Traditionally, Riley said, the US heroin market has been divided by the Mississippi River: markets west of the river used Mexican black tar and brown powder heroin, while the most lucrative markets, the large east coast urban centers, were dominated by higher quality Colombian-produced white powder heroin. However, Mexican drug traffickers are now also competing for the lucrative East Coast market, introducing Mexican brown/black tar heroin but also seeking to produce their own version of the more refined white powder variety.

The preferred trafficking routes for these networks is the Southwest US-Mexico border, where heroin seizures doubled between 2009 and 2013 from 846 to 2,196 kilograms, according to Riley

The Mexican traffickers are supplying a rapidly increasing number of US heroin users, which more than doubled between 2007 and 2014, from 373,000 to 914,000, according to Riley. Today, he said, heroin is higher in purity, less expensive, and often easier to obtain than prescription opioids — such as the painkillers oxycodone and hydrocodone. .

InSight Crime Analysis

There are numerous market forces that explain the changing dynamic in regional heroin production, trafficking and distribution.

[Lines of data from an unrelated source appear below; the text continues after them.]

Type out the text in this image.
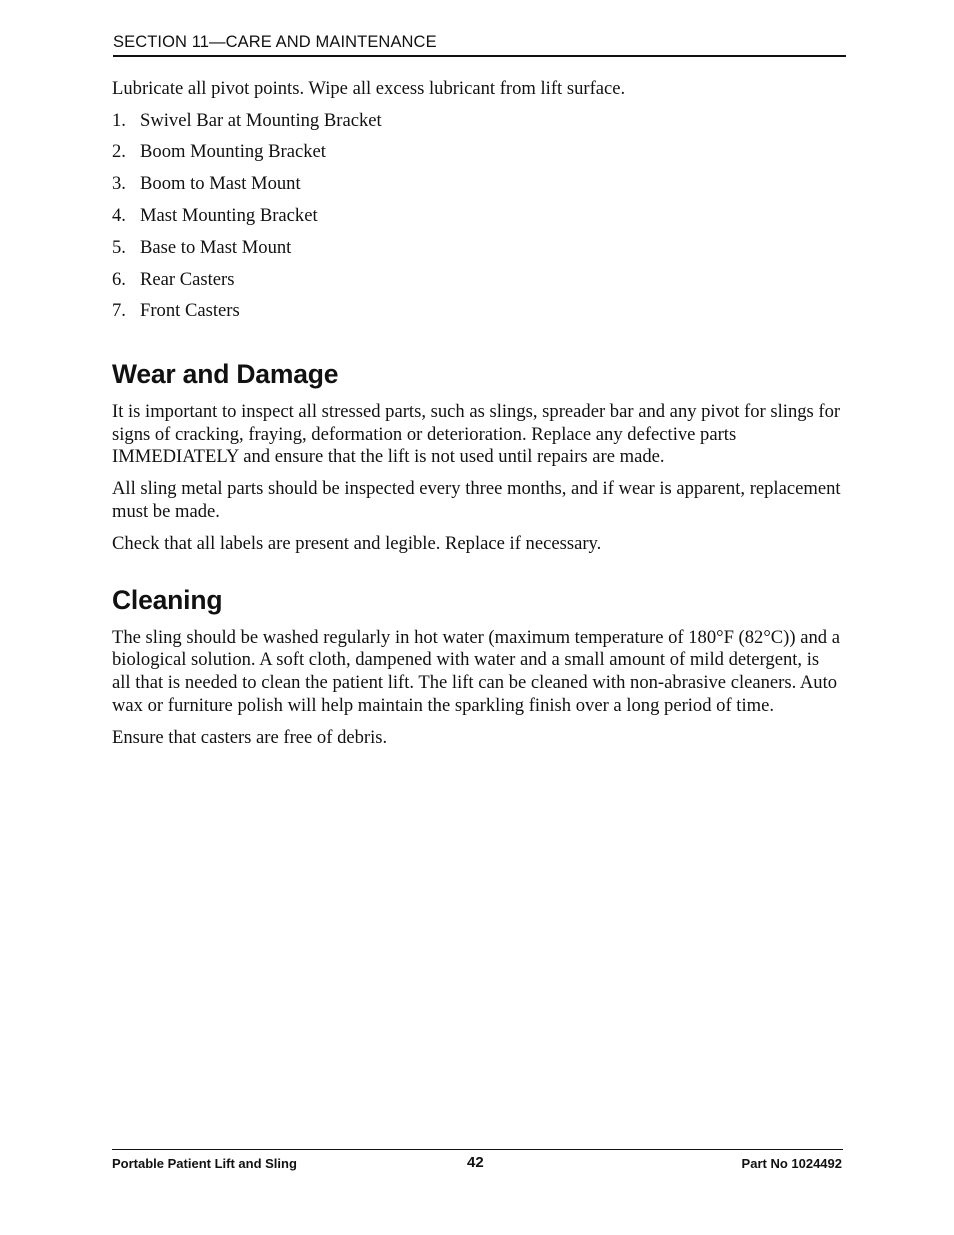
SECTION 11—CARE AND MAINTENANCE

Lubricate all pivot points. Wipe all excess lubricant from lift surface.

1. Swivel Bar at Mounting Bracket
2. Boom Mounting Bracket
3. Boom to Mast Mount
4. Mast Mounting Bracket
5. Base to Mast Mount
6. Rear Casters
7. Front Casters
Wear and Damage

It is important to inspect all stressed parts, such as slings, spreader bar and any pivot for slings for signs of cracking, fraying, deformation or deterioration. Replace any defective parts IMMEDIATELY and ensure that the lift is not used until repairs are made.

All sling metal parts should be inspected every three months, and if wear is apparent, replacement must be made.

Check that all labels are present and legible. Replace if necessary.

Cleaning

The sling should be washed regularly in hot water (maximum temperature of 180°F (82°C)) and a biological solution. A soft cloth, dampened with water and a small amount of mild detergent, is all that is needed to clean the patient lift. The lift can be cleaned with non-abrasive cleaners. Auto wax or furniture polish will help maintain the sparkling finish over a long period of time.

Ensure that casters are free of debris.

Portable Patient Lift and Sling	42	Part No 1024492
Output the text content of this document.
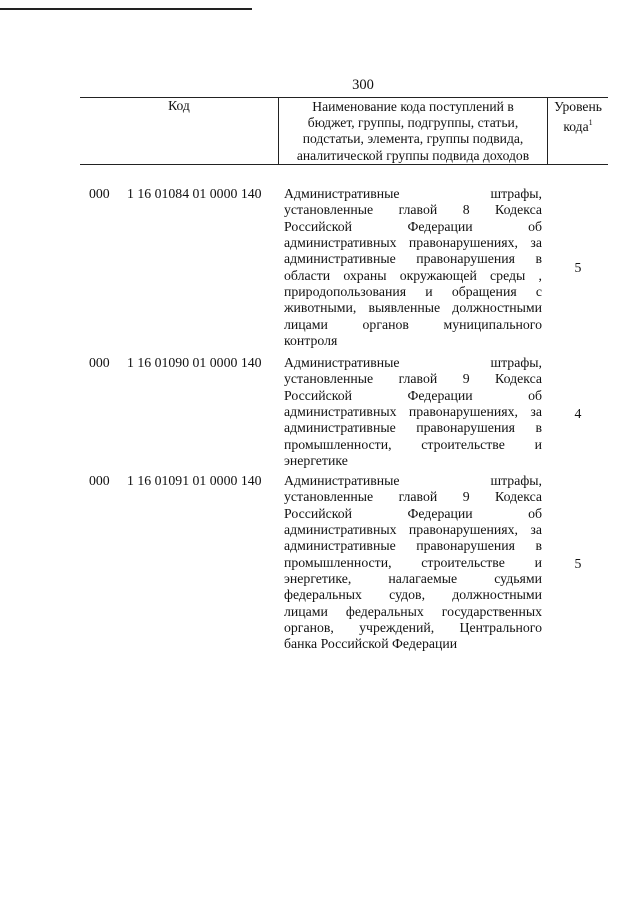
300
Код	Наименование кода поступлений в
бюджет, группы, подгруппы, статьи,
подстатьи, элемента, группы подвида,
аналитической группы подвида доходов
Уровень
кода$^1$
000 1 16 01084 01 0000 140 Административные штрафы,
установленные главой 8 Кодекса
Российской Федерации об
административных правонарушениях, за
административные правонарушения в
области охраны окружающей среды ,
природопользования и обращения с
животными, выявленные должностными
лицами органов муниципального
контроля
5
000 1 16 01090 01 0000 140 Административные штрафы,
установленные главой 9 Кодекса
Российской Федерации об
административных правонарушениях, за
административные правонарушения в
промышленности, строительстве и
энергетике
4
000 1 16 01091 01 0000 140 Административные штрафы,
установленные главой 9 Кодекса
Российской Федерации об
административных правонарушениях, за
административные правонарушения в
промышленности, строительстве и
энергетике, налагаемые судьями
федеральных судов, должностными
лицами федеральных государственных
органов, учреждений, Центрального
банка Российской Федерации
5
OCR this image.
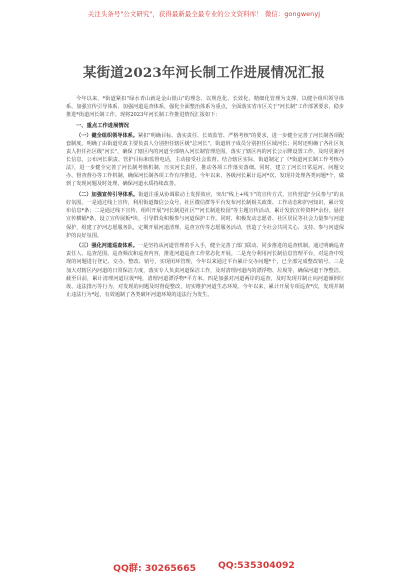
关注头条号"公文研究"，获得最新最全最专业的公文资料库！ 微信：gongwenyj
某街道2023年河长制工作进展情况汇报

今年以来，*街道紧扣"绿水青山就是金山银山"的理念，以规范化、长效化、精细化管理为支撑，以健全组织领导体系、加强宣传引导体系、加强河道巡查体系，强化全面整治体系为重点，全面落实省市区关于"河长制"工作部署要求，稳步推进*街道河长制工作。现将2023年河长制工作推进情况汇报如下：

一、重点工作进展情况

（一）健全组织领导体系。紧扣"明确目标、落实责任、长效监管、严格考核"的要求，进一步健全完善了河长制各项配套制度。明确了由街道党政主要负责人分别担任辖区级"总河长"，街道班子成员分别担任区域河长；同时还明确了各社区负责人担任社区级"河长"，确保了辖区内的河道全部纳入河长制管理范围。落实了辖区内的河长公示牌设置工作，及时更新河长信息，公布河长职责、管护目标和监督电话，主动接受社会监督。结合辖区实际，街道制定了《*街道河长制工作考核办法》，进一步健全完善了河长制考核机制，压实河长责任，推动各项工作落实落细。同时，建立了河长日常巡河、问题交办、督查督办等工作机制，确保河长制各项工作有序推进。今年以来，各级河长累计巡河*次，发现并处理各类问题*个，做到了发现问题及时处理，确保河道水质持续改善。

（二）加强宣传引导体系。街道注重从协调联动上发挥效应，突出"线上+线下"的宣传方式，宣传营造"全民参与"的良好氛围。一是通过线上宣传，利用街道微信公众号、社区微信群等平台发布河长制相关政策、工作动态和护河知识，累计发布信息*条；二是通过线下宣传，组织开展"河长制进社区""河长制进校园"等主题宣传活动，累计发放宣传资料*余份，悬挂宣传横幅*条，设立宣传展板*块，引导群众积极参与河道保护工作。同时，积极发动志愿者、社区居民等社会力量参与河道保护，组建了护河志愿服务队，定期开展河道清理、巡查宣传等志愿服务活动，营造了全社会共同关心、支持、参与河道保护的良好氛围。

（三）强化河道巡查体系。一是坚持从河道管理着手入手，健全完善了部门联动、同步推进的巡查机制。通过明确巡查责任人、巡查范围、巡查频次和巡查内容，推进河道巡查工作常态化开展。二是充分利用河长制信息管理平台，对巡查中发现的问题进行登记、交办、整改、销号，实现闭环管理，今年以来通过平台累计交办问题*个，已全部完成整改销号。三是加大对辖区内河道的日常保洁力度，落实专人负责河道保洁工作，及时清理河道内的漂浮物、垃圾等，确保河道干净整洁。截至目前，累计清理河道垃圾*吨，清理河道漂浮物*平方米。四是加强对河道两岸的巡查，及时发现并制止向河道倾倒垃圾、违法排污等行为，对发现的问题及时督促整改，切实维护河道生态环境。今年以来，累计开展专项巡查*次，发现并制止违法行为*起，有效遏制了各类破坏河道环境的违法行为发生。

QQ群: 30265665 QQ:535304092
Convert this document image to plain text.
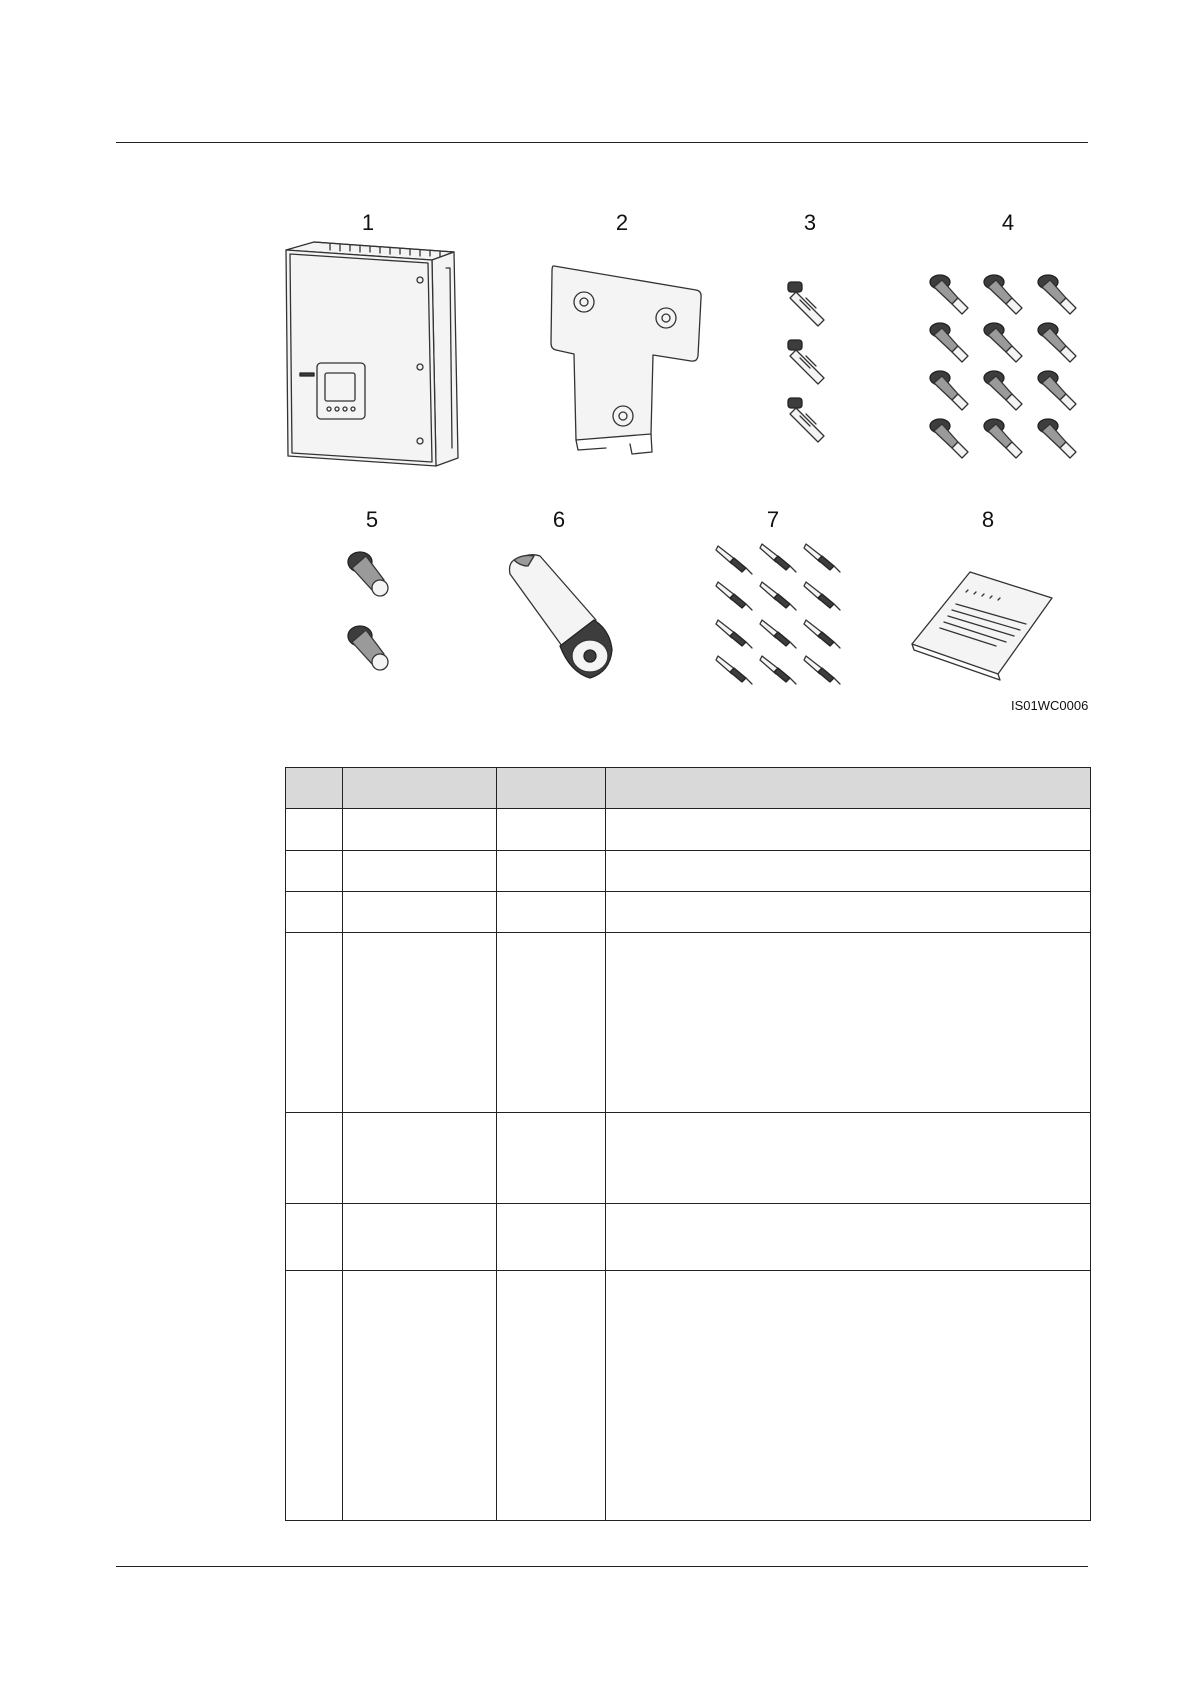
1	2	3	4
5	6	7	8
IS01WC0006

One of most important is the rapidly rising demand as a result of the growing number of US users. As Riley elaborates on in his testimony, rising US heroin use is closely linked to abuse of prescription painkillers, the most commonly used illegal drug in the United States after marijuana. Many users start off on pills but turn to heroin because it is cheaper, more easily available or because it has a stronger effect.

SEE ALSO: Coverage of Heroin

Exploiting this growing market may also be making up for shortfalls in revenues elsewhere for Mexican traffickers. In recent years, US cocaine consumption has decreased and the legalization of marijuana in several US states has opened that market to increased competition, and the cartels may see heroin as a profitable replacement for these shrinking markets.

These new conditions appear to have led to Mexican traffickers developing a strategy based on three pillars; ramping up production, expanding into new markets, and innovating production techniques to better compete with the superior product of their Colombian rivals.